LONDON -- British authorities began investigating Thursday how some hedge funds got access to market-sensitive news conferences of the Bank of England five to eight seconds ahead of others - enough to give them a huge edge in the fast-moving world of financial markets.
Following a report in The Times newspaper late Wednesday, the Bank of England confirmed an investigation was underway into what it termed the “wholly unacceptable" use of an audio feed that had been set up as a back-up to the official video broadcast.
The bank referred the case to the financial regulator, the Financial Conduct Authority.
According to the newspaper, some market participants who subscribed to a news service offering an audio feed of the Bank of England Governor Mark Carney's quarterly press conferences got access to the audio feed. That would have given them a crucial advantage over those watching via the official broadcast provided by Bloomberg News.
Having access to comments from Carney seconds early could have been lucrative for investors who use powerful computer programs to trade quickly.
So-called high-frequency trading can execute a huge number of transactions in a fraction of a second. Large organisations such as investment banks and hedge funds use artificial intelligence and automated trading platforms to track markets and execute trades.
If Carney, for example, indicates that the central bank is ready to raise interest rates, traders could see that as a potential positive for the pound and start buying the currency heavily before other investors.
Carney and others on the bank's nine-member rate-setting panel hold quarterly news conferences to discuss the outlook for U.K. interest rates. Those news conferences often lead to big moves in financial markets as traders react to changes to the outlook for interest rates. That's been especially the case over the past few years of Brexit-related uncertainty.

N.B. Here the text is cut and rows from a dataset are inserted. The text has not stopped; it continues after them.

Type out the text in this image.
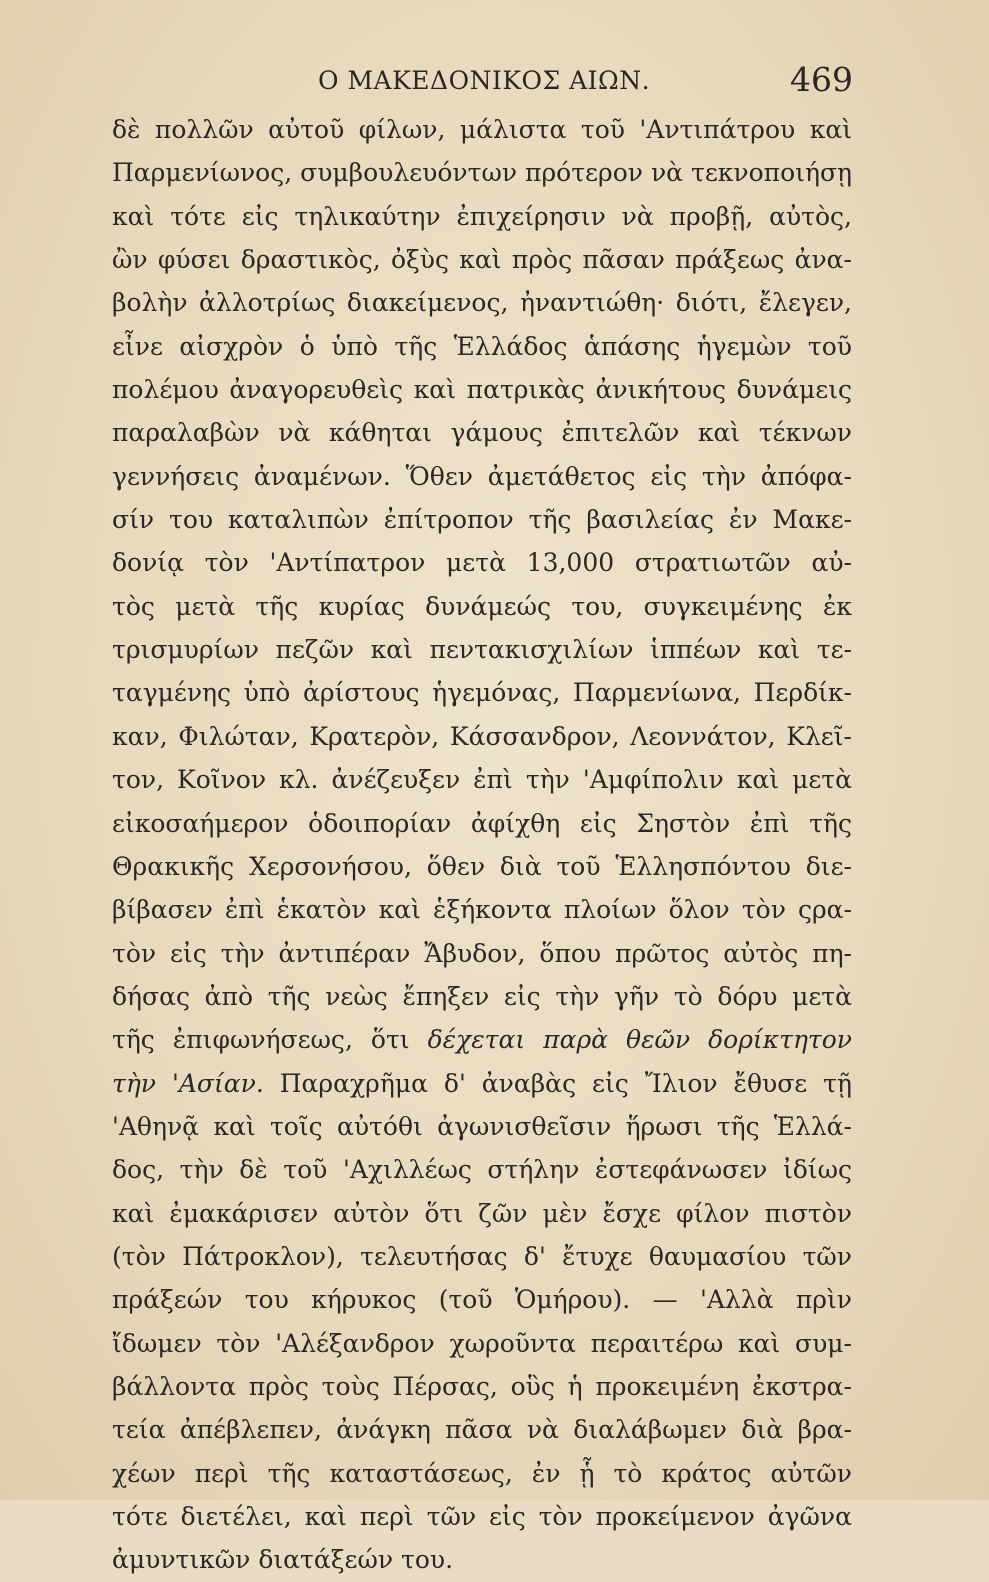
Ο ΜΑΚΕΔΟΝΙΚΟΣ ΑΙΩΝ.	469
δὲ πολλῶν αὐτοῦ φίλων, μάλιστα τοῦ 'Αντιπάτρου καὶ
Παρμενίωνος, συμβουλευόντων πρότερον νὰ τεκνοποιήσῃ
καὶ τότε εἰς τηλικαύτην ἐπιχείρησιν νὰ προβῇ, αὐτὸς,
ὢν φύσει δραστικὸς, ὀξὺς καὶ πρὸς πᾶσαν πράξεως ἀνα-
βολὴν ἀλλοτρίως διακείμενος, ἠναντιώθη· διότι, ἔλεγεν,
εἶνε αἰσχρὸν ὁ ὑπὸ τῆς Ἑλλάδος ἁπάσης ἡγεμὼν τοῦ
πολέμου ἀναγορευθεὶς καὶ πατρικὰς ἀνικήτους δυνάμεις
παραλαβὼν νὰ κάθηται γάμους ἐπιτελῶν καὶ τέκνων
γεννήσεις ἀναμένων. Ὅθεν ἀμετάθετος εἰς τὴν ἀπόφα-
σίν του καταλιπὼν ἐπίτροπον τῆς βασιλείας ἐν Μακε-
δονίᾳ τὸν 'Αντίπατρον μετὰ 13,000 στρατιωτῶν αὐ-
τὸς μετὰ τῆς κυρίας δυνάμεώς του, συγκειμένης ἐκ
τρισμυρίων πεζῶν καὶ πεντακισχιλίων ἱππέων καὶ τε-
ταγμένης ὑπὸ ἀρίστους ἡγεμόνας, Παρμενίωνα, Περδίκ-
καν, Φιλώταν, Κρατερὸν, Κάσσανδρον, Λεοννάτον, Κλεῖ-
τον, Κοῖνον κλ. ἀνέζευξεν ἐπὶ τὴν 'Αμφίπολιν καὶ μετὰ
εἰκοσαήμερον ὁδοιπορίαν ἀφίχθη εἰς Σηστὸν ἐπὶ τῆς
Θρακικῆς Χερσονήσου, ὅθεν διὰ τοῦ Ἑλλησπόντου διε-
βίβασεν ἐπὶ ἑκατὸν καὶ ἑξήκοντα πλοίων ὅλον τὸν ςρα-
τὸν εἰς τὴν ἀντιπέραν Ἄβυδον, ὅπου πρῶτος αὐτὸς πη-
δήσας ἀπὸ τῆς νεὼς ἔπηξεν εἰς τὴν γῆν τὸ δόρυ μετὰ
τῆς ἐπιφωνήσεως, ὅτι δέχεται παρὰ θεῶν δορίκτητον
τὴν 'Ασίαν. Παραχρῆμα δ' ἀναβὰς εἰς Ἴλιον ἔθυσε τῇ
'Αθηνᾷ καὶ τοῖς αὐτόθι ἀγωνισθεῖσιν ἥρωσι τῆς Ἑλλά-
δος, τὴν δὲ τοῦ 'Αχιλλέως στήλην ἐστεφάνωσεν ἰδίως
καὶ ἐμακάρισεν αὐτὸν ὅτι ζῶν μὲν ἔσχε φίλον πιστὸν
(τὸν Πάτροκλον), τελευτήσας δ' ἔτυχε θαυμασίου τῶν
πράξεών του κήρυκος (τοῦ Ὁμήρου). — 'Αλλὰ πρὶν
ἴδωμεν τὸν 'Αλέξανδρον χωροῦντα περαιτέρω καὶ συμ-
βάλλοντα πρὸς τοὺς Πέρσας, οὓς ἡ προκειμένη ἐκστρα-
τεία ἀπέβλεπεν, ἀνάγκη πᾶσα νὰ διαλάβωμεν διὰ βρα-
χέων περὶ τῆς καταστάσεως, ἐν ᾗ τὸ κράτος αὐτῶν
τότε διετέλει, καὶ περὶ τῶν εἰς τὸν προκείμενον ἀγῶνα
ἀμυντικῶν διατάξεών του.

“Those outlook comments can determine interest rates, the value of the pound, and a lot of financial instruments," said Sue Noffke, U.K. equities fund manager at Schroders, told BBC Radio.
It was unclear whether anyone had made money off of the audio feed access.
In a statement issued after The Times' report, the central bank said it has identified that the audio feed "has been misused by a third party supplier to the Bank since earlier this year to supply services to other external clients."
It said the unnamed third party supplier's access has been disabled and it will no longer play any part in any of the bank’s future press conferences.
The Bank of England insisted it operates “the highest standards of information security around the release of the market sensitive decisions of its policy committees” and that the issue identified "related only to the broadcast of press conferences that follow such statements."
Coincidentally, the scandal over the leak of the audio feed came as the Bank of England's rate-setting panel was meeting to decide whether to change interest rates. The panel meets eight times a year and this was one of four meetings that does not end with a news conferences.
The central bank's Monetary Policy Committee kept the benchmark interest rate at 0.75%. Seven of the nine members of the panel voted to keep it unchanged, as expected, with two continuing to back a quarter-point reduction because the British economy had been “a little softer than expected.”
Those comments are exactly of the kind that those who had “misused” the audio feed would have been looking out for.